Tuesday, June 28, 2005

Dickens in Cyberspace

"It was the best of times, it was the worst of times, it was the age of wisdom, it was the age of foolishness, it was the epoch of belief, it was the epoch of incredulity, it was the season of Light, it was the season of Darkness, it was the spring of hope, it was the winter of despair, we were all going direct to heaven, we were all going direct the other way—in short, the period was so far like the present period, that some of its noisiest authorities insisted on its being received, for good or for evil, in the superlative degree of comparison only (Dickens, A Tale of Two Cities, p. 3).

Much great literature has a memorable opening line, perhaps none so great as Dickens’ A Tale of Two Cities. Cyberspace has made the world smaller, but it hasn’t made great opening lines any easier. So to borrow from the past that also borrowed from the past, allow me to meditate on Dicken’s words for a moment.
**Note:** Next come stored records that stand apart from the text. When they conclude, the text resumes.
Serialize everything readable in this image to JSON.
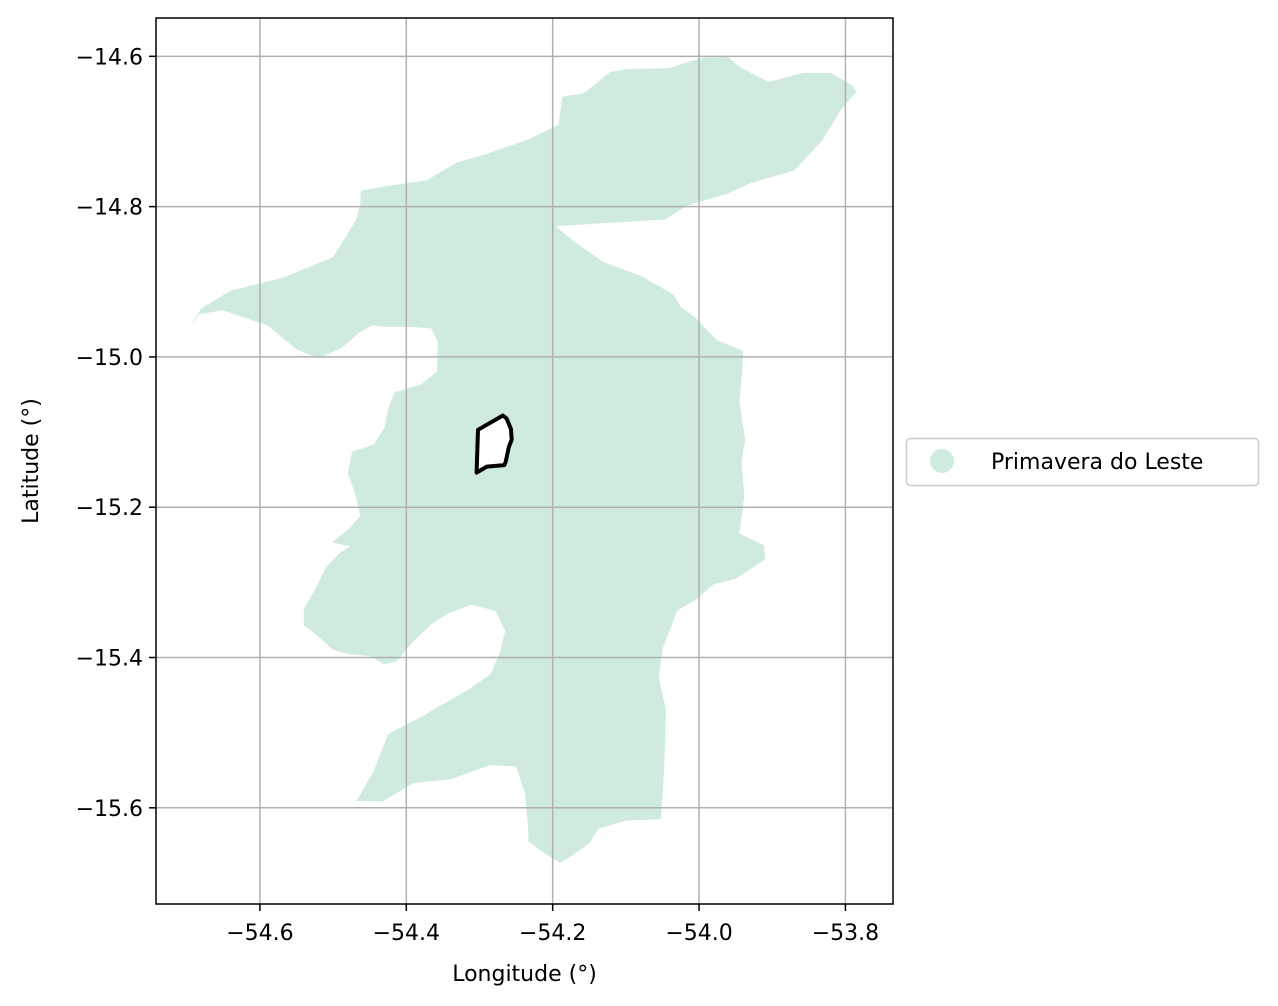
{
  "chart_data": {
    "type": "map",
    "xlabel": "Longitude (°)",
    "ylabel": "Latitude (°)",
    "xlim": [
      -54.742,
      -53.735
    ],
    "ylim": [
      -15.728,
      -14.549
    ],
    "xticks": [
      -54.6,
      -54.4,
      -54.2,
      -54.0,
      -53.8
    ],
    "xtick_labels": [
      "−54.6",
      "−54.4",
      "−54.2",
      "−54.0",
      "−53.8"
    ],
    "yticks": [
      -14.6,
      -14.8,
      -15.0,
      -15.2,
      -15.4,
      -15.6
    ],
    "ytick_labels": [
      "−14.6",
      "−14.8",
      "−15.0",
      "−15.2",
      "−15.4",
      "−15.6"
    ],
    "grid": true,
    "legend": {
      "placement": "right",
      "entries": [
        {
          "label": "Primavera do Leste",
          "color": "#cfebdd"
        }
      ]
    },
    "region": {
      "name": "Primavera do Leste",
      "color": "#cfebdd",
      "outline": [
        [
          -54.462,
          -14.779
        ],
        [
          -54.428,
          -14.773
        ],
        [
          -54.372,
          -14.765
        ],
        [
          -54.33,
          -14.741
        ],
        [
          -54.29,
          -14.73
        ],
        [
          -54.232,
          -14.71
        ],
        [
          -54.192,
          -14.691
        ],
        [
          -54.187,
          -14.654
        ],
        [
          -54.157,
          -14.649
        ],
        [
          -54.122,
          -14.621
        ],
        [
          -54.1,
          -14.617
        ],
        [
          -54.042,
          -14.616
        ],
        [
          -53.995,
          -14.602
        ],
        [
          -53.96,
          -14.601
        ],
        [
          -53.945,
          -14.614
        ],
        [
          -53.905,
          -14.634
        ],
        [
          -53.858,
          -14.622
        ],
        [
          -53.82,
          -14.622
        ],
        [
          -53.79,
          -14.639
        ],
        [
          -53.785,
          -14.647
        ],
        [
          -53.806,
          -14.671
        ],
        [
          -53.831,
          -14.711
        ],
        [
          -53.87,
          -14.752
        ],
        [
          -53.93,
          -14.769
        ],
        [
          -53.962,
          -14.783
        ],
        [
          -54.017,
          -14.799
        ],
        [
          -54.046,
          -14.817
        ],
        [
          -54.146,
          -14.823
        ],
        [
          -54.196,
          -14.826
        ],
        [
          -54.17,
          -14.847
        ],
        [
          -54.13,
          -14.874
        ],
        [
          -54.078,
          -14.893
        ],
        [
          -54.035,
          -14.917
        ],
        [
          -54.025,
          -14.933
        ],
        [
          -54.005,
          -14.948
        ],
        [
          -53.975,
          -14.978
        ],
        [
          -53.94,
          -14.992
        ],
        [
          -53.941,
          -15.02
        ],
        [
          -53.945,
          -15.06
        ],
        [
          -53.937,
          -15.11
        ],
        [
          -53.942,
          -15.14
        ],
        [
          -53.938,
          -15.185
        ],
        [
          -53.945,
          -15.235
        ],
        [
          -53.911,
          -15.251
        ],
        [
          -53.91,
          -15.27
        ],
        [
          -53.95,
          -15.295
        ],
        [
          -53.981,
          -15.303
        ],
        [
          -54.003,
          -15.322
        ],
        [
          -54.03,
          -15.338
        ],
        [
          -54.05,
          -15.389
        ],
        [
          -54.055,
          -15.426
        ],
        [
          -54.045,
          -15.47
        ],
        [
          -54.048,
          -15.555
        ],
        [
          -54.052,
          -15.615
        ],
        [
          -54.1,
          -15.617
        ],
        [
          -54.138,
          -15.628
        ],
        [
          -54.15,
          -15.647
        ],
        [
          -54.176,
          -15.665
        ],
        [
          -54.19,
          -15.673
        ],
        [
          -54.21,
          -15.661
        ],
        [
          -54.233,
          -15.645
        ],
        [
          -54.234,
          -15.62
        ],
        [
          -54.238,
          -15.58
        ],
        [
          -54.25,
          -15.545
        ],
        [
          -54.285,
          -15.543
        ],
        [
          -54.34,
          -15.562
        ],
        [
          -54.39,
          -15.567
        ],
        [
          -54.433,
          -15.592
        ],
        [
          -54.468,
          -15.591
        ],
        [
          -54.445,
          -15.552
        ],
        [
          -54.425,
          -15.502
        ],
        [
          -54.378,
          -15.478
        ],
        [
          -54.314,
          -15.442
        ],
        [
          -54.285,
          -15.422
        ],
        [
          -54.272,
          -15.393
        ],
        [
          -54.265,
          -15.365
        ],
        [
          -54.278,
          -15.338
        ],
        [
          -54.31,
          -15.33
        ],
        [
          -54.34,
          -15.34
        ],
        [
          -54.365,
          -15.355
        ],
        [
          -54.392,
          -15.38
        ],
        [
          -54.413,
          -15.405
        ],
        [
          -54.43,
          -15.409
        ],
        [
          -54.45,
          -15.398
        ],
        [
          -54.475,
          -15.396
        ],
        [
          -54.5,
          -15.39
        ],
        [
          -54.525,
          -15.368
        ],
        [
          -54.54,
          -15.357
        ],
        [
          -54.54,
          -15.335
        ],
        [
          -54.525,
          -15.31
        ],
        [
          -54.51,
          -15.28
        ],
        [
          -54.49,
          -15.26
        ],
        [
          -54.476,
          -15.252
        ],
        [
          -54.502,
          -15.247
        ],
        [
          -54.48,
          -15.23
        ],
        [
          -54.463,
          -15.212
        ],
        [
          -54.47,
          -15.182
        ],
        [
          -54.48,
          -15.155
        ],
        [
          -54.474,
          -15.126
        ],
        [
          -54.445,
          -15.117
        ],
        [
          -54.43,
          -15.095
        ],
        [
          -54.425,
          -15.07
        ],
        [
          -54.416,
          -15.047
        ],
        [
          -54.38,
          -15.037
        ],
        [
          -54.358,
          -15.019
        ],
        [
          -54.357,
          -14.98
        ],
        [
          -54.366,
          -14.962
        ],
        [
          -54.395,
          -14.96
        ],
        [
          -54.425,
          -14.96
        ],
        [
          -54.447,
          -14.958
        ],
        [
          -54.465,
          -14.968
        ],
        [
          -54.488,
          -14.988
        ],
        [
          -54.52,
          -15.002
        ],
        [
          -54.55,
          -14.99
        ],
        [
          -54.59,
          -14.958
        ],
        [
          -54.65,
          -14.938
        ],
        [
          -54.683,
          -14.943
        ],
        [
          -54.695,
          -14.958
        ],
        [
          -54.68,
          -14.935
        ],
        [
          -54.64,
          -14.912
        ],
        [
          -54.57,
          -14.895
        ],
        [
          -54.522,
          -14.876
        ],
        [
          -54.5,
          -14.867
        ],
        [
          -54.482,
          -14.839
        ],
        [
          -54.468,
          -14.816
        ],
        [
          -54.463,
          -14.797
        ]
      ],
      "holes": [
        [
          [
            -54.302,
            -15.097
          ],
          [
            -54.268,
            -15.078
          ],
          [
            -54.263,
            -15.082
          ],
          [
            -54.257,
            -15.096
          ],
          [
            -54.256,
            -15.11
          ],
          [
            -54.26,
            -15.12
          ],
          [
            -54.264,
            -15.139
          ],
          [
            -54.266,
            -15.144
          ],
          [
            -54.29,
            -15.146
          ],
          [
            -54.304,
            -15.154
          ]
        ]
      ]
    }
  }
}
Dicken’s words have the nearly unique character of being able to apply to things from virtually every generation of human history. Here, at the dawning of the twenty-first century of the Christian era, it is hard to imagine that they were not written to describe ourselves. (Of course, our self-obsession makes that imagination easier.) The times in which we live could hardly be described in a more accurate way without resorting to great verbosity. Modern technology, completely unknown to Dickens who scribed out his musings longhand, has made this era the best of times, while making them the worst of times.

It is an era of tremendous wisdom in creating and furthering technology, combined with an era of tremendous foolishness that has used that technology to create a world trapped in its own stupidity lobbing ideas into the unknown reaches of cyberspace to see who will bite in and who will bite back. It is an era where gullibility has become an art form not limited to the most naïve among us, while the things posited as truth become more unbelievable than Alice in Wonderland. It carries the seeds of hope for better things in life management, communication, health care, travel, and other fields, while it carries the seeds of great despair as we wonder how much more depraved a society can become and live to tell about it. It is a society that, by and large, believes they are on their way to heaven, or at least making a good run at it, while they sadly pave and streamline the road to hell. In this era, cyberspace, the World Wide Web, has become to soup du jour. It is the best and worst all in one browser window. It is the seemingly one indispensable part of modern life. People who can live without food and water are lost when the internet connection is down.

Cyberspace has opened a whole new world to the modern, or post-modern, generation. It is a world where anonymity reigns supreme, where ideas have no immediate consequences, where the oldest thought can be dressed in new clothes until it is picked apart and looks like Anderson’s Emperor, standing in all his glory for all to see. The same thought can be redressed in different clothes until it becomes the Queen of England, dressed to the nines. And who is behind it? One has to wonder if it isn’t the Wizard, strikingly unstriking in his appearance, sitting in his drawers behind the curtain of his monitor and keyboard reveling in his own expectorate while others fawn over his great wisdom.

I have long lamented the fact that the World Wide Web has given every idiot with a computer and a phone line the idea that he has something people need to hear. And it seems that way too many idiots have taken advantage of it. You can find someone to support every hare-brained idea that pops into your mind, along with a lot of ideas that have not popped into your mind … yet. Cyberspace has no traffic cops that evaluate the legitimacy of an idea before it is put out for all to see. But fortunately, we all have the right to direct our browsers elsewhere.

All of that to say that this: My starting of a blog is not done with the idea that I have anything to say that will change the world. I do not wish to add to the maze of trash that already litters the networks of the world. If something I say is significant, it is only because someone said it before me, and when I know who that someone is, I will give credit. No, my purpose in starting a blog is purely personal. I have become convinced that the best speakers are good writers. (The opposite is not always true.) A person who wishes to be a good speaker should strive to be a better writer. Since my life is one of a public speaker, a pastor and teacher of the Bible, this is to develop my own skills. It is likely that few, if any, will ever read, but I will write and welcome the input of any who wish to critique it. I will, from time to time, let my mind do its thing and try to capture it on screen. Hopefully, it will make me better at what I do so that I can more clearly communicate the truth of God to a generation in need of it.